The RMIT School of Creative Media was an Australian tertiary education school in the College of Design and Social Context (DSC) of RMIT University. The school hosted RMIT's animation, audio visual, creative writing, filmmaking, music, multimedia, photography and video games programs. It merged with the School of Applied Communication on 6 July 2009 to form the RMIT School of Media and Communication.

==Location==
The school was located in Building 94 on Cardigan Street in the "Carlton Precinct" of the RMIT Melbourne City campus, at the northern end of the Melbourne central business district.

==Centre for Animation and Interactive Media==
The Centre for Animation and Interactive Media (AIM) is the school's postgraduate studio and production centre. It's respected both in Australia and internationally, and developed its reputation during the 1990s.

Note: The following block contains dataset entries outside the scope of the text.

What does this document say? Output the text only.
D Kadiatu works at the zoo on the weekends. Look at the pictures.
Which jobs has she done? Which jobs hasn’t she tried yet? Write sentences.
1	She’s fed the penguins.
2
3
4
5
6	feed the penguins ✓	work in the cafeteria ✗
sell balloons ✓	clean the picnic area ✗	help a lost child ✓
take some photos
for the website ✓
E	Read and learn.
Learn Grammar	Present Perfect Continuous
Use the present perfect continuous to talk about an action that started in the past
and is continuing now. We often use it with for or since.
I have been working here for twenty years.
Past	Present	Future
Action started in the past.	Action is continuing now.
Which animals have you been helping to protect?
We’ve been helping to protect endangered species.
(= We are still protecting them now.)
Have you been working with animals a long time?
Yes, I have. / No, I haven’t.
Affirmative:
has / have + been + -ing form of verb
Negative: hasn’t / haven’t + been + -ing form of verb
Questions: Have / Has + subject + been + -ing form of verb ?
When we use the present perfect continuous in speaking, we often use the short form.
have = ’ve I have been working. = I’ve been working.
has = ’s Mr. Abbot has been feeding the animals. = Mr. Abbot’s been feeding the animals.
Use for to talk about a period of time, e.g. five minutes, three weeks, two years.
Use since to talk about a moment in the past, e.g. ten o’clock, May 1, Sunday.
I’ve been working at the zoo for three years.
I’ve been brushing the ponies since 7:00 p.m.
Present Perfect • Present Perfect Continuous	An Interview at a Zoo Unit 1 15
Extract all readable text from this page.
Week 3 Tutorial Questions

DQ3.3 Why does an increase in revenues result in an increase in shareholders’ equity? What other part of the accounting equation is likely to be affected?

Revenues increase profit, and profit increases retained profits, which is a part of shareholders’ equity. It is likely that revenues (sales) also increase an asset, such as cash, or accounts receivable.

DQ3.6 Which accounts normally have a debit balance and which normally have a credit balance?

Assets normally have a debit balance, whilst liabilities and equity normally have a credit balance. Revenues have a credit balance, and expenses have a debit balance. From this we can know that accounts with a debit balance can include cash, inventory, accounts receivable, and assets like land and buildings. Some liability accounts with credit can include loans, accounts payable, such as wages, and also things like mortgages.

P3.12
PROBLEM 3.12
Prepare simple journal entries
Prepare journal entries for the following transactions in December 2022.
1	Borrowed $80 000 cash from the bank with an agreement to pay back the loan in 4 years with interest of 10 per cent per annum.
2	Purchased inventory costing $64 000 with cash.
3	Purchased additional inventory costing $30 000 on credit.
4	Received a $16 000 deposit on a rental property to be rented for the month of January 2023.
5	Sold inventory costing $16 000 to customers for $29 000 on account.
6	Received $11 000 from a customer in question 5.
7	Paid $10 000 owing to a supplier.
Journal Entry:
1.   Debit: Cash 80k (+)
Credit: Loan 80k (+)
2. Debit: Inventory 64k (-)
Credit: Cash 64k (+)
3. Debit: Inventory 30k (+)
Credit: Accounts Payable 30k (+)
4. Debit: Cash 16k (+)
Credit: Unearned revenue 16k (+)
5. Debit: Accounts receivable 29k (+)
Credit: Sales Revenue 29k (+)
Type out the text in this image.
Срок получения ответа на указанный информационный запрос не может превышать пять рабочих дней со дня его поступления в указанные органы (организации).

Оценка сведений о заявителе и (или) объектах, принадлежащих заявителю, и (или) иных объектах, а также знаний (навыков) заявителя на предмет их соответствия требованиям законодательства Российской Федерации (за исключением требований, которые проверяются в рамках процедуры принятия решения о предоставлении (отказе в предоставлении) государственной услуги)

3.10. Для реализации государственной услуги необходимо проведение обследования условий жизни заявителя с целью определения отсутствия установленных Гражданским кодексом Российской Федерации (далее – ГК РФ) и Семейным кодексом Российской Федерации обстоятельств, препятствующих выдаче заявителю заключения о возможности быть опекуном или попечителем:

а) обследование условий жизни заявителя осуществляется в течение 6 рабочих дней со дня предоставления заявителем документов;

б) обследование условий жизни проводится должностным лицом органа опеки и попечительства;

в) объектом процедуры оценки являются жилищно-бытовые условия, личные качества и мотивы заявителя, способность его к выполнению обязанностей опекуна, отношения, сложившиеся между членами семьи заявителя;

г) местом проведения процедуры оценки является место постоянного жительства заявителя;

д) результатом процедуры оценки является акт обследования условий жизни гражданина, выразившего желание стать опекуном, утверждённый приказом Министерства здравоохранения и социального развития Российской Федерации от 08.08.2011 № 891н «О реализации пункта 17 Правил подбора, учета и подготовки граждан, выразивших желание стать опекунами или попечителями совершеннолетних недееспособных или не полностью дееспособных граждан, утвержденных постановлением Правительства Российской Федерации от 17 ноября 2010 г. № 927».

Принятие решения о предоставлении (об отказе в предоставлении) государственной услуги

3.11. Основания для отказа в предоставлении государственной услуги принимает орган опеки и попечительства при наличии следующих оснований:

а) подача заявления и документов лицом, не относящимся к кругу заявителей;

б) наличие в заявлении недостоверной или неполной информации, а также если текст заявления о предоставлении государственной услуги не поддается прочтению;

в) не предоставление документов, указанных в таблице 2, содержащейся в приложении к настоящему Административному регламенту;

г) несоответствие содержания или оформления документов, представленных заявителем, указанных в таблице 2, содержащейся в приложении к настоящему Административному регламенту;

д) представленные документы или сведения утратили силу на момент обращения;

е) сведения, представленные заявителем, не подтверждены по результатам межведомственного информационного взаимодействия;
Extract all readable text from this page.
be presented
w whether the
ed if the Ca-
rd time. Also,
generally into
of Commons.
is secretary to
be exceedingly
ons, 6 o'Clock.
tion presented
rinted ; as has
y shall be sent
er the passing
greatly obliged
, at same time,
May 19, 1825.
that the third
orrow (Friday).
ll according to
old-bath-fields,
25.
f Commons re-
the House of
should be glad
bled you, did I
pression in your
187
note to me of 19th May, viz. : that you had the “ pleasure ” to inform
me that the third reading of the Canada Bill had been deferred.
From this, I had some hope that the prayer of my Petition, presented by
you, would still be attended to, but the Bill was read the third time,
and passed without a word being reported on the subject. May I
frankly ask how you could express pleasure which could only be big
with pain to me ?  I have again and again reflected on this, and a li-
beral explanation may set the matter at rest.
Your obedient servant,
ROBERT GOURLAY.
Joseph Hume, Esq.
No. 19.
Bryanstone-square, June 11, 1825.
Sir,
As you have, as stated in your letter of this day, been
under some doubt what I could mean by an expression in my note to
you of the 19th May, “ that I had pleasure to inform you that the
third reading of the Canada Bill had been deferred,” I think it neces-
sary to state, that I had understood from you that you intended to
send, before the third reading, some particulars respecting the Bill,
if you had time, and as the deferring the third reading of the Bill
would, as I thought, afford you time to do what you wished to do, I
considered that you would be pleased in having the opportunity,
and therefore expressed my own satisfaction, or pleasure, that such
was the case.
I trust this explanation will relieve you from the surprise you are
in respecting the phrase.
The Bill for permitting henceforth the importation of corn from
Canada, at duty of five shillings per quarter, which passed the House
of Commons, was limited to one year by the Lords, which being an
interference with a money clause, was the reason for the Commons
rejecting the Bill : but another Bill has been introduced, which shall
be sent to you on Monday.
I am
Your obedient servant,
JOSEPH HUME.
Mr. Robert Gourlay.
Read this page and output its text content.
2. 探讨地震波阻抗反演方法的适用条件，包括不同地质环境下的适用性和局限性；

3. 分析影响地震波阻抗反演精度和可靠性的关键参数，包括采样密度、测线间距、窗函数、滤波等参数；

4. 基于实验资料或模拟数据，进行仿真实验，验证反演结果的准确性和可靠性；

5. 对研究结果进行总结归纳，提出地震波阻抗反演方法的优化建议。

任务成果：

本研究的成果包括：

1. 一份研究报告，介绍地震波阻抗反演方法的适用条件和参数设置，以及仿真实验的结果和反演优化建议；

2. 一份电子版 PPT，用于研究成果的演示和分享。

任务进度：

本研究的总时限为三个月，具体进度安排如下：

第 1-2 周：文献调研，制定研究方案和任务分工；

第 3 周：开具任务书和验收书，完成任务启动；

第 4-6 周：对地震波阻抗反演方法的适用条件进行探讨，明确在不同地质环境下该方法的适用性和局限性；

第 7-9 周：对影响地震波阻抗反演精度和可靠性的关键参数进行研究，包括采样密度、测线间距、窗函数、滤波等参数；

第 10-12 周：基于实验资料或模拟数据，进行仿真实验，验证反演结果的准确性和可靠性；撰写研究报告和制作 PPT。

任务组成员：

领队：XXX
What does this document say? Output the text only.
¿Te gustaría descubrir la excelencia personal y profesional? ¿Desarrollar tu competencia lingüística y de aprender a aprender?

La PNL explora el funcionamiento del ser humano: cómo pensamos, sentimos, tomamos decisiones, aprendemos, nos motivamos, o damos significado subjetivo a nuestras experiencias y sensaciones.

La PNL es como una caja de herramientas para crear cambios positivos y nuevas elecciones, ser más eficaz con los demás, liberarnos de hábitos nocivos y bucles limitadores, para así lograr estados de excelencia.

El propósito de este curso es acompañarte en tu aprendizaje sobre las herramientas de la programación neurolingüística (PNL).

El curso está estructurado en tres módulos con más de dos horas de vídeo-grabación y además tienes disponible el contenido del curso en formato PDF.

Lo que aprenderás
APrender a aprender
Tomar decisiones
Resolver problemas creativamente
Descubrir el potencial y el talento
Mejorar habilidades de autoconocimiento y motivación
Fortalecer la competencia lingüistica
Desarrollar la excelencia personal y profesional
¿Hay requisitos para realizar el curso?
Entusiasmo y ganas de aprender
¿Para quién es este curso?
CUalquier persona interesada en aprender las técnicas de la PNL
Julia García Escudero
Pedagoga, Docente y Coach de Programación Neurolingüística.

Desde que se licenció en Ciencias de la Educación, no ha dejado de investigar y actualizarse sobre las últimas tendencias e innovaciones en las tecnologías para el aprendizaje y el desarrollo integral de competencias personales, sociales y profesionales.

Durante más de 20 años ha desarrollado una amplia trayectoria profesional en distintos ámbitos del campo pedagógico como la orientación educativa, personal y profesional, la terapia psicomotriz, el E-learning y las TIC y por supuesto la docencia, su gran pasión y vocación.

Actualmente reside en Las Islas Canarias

AIM productions are regularly presented at international festivals, including the Cannes Film Festival, and have won awards worldwide.

==Field 36 Gallery==
The Field 36 is the RMIT School of Creative Media's exclusive gallery. The gallery has the capacity for media and electronic arts, and hosts exhibition by RMIT student and alumni as well as leading artists whose work mirrors the direction of the school. It is located in Building 36 on Swanston Street at the RMIT Melbourne City campus.

==Journals==
Second Nature: The International Journal of Creative Media is an open access, peer-reviewed online journal that was auspiced in Australia by the RMIT School of Creative Media. Second Nature explores the distinctive particulars of and interconnections between textual, visual, aural and interactive creative research and practices.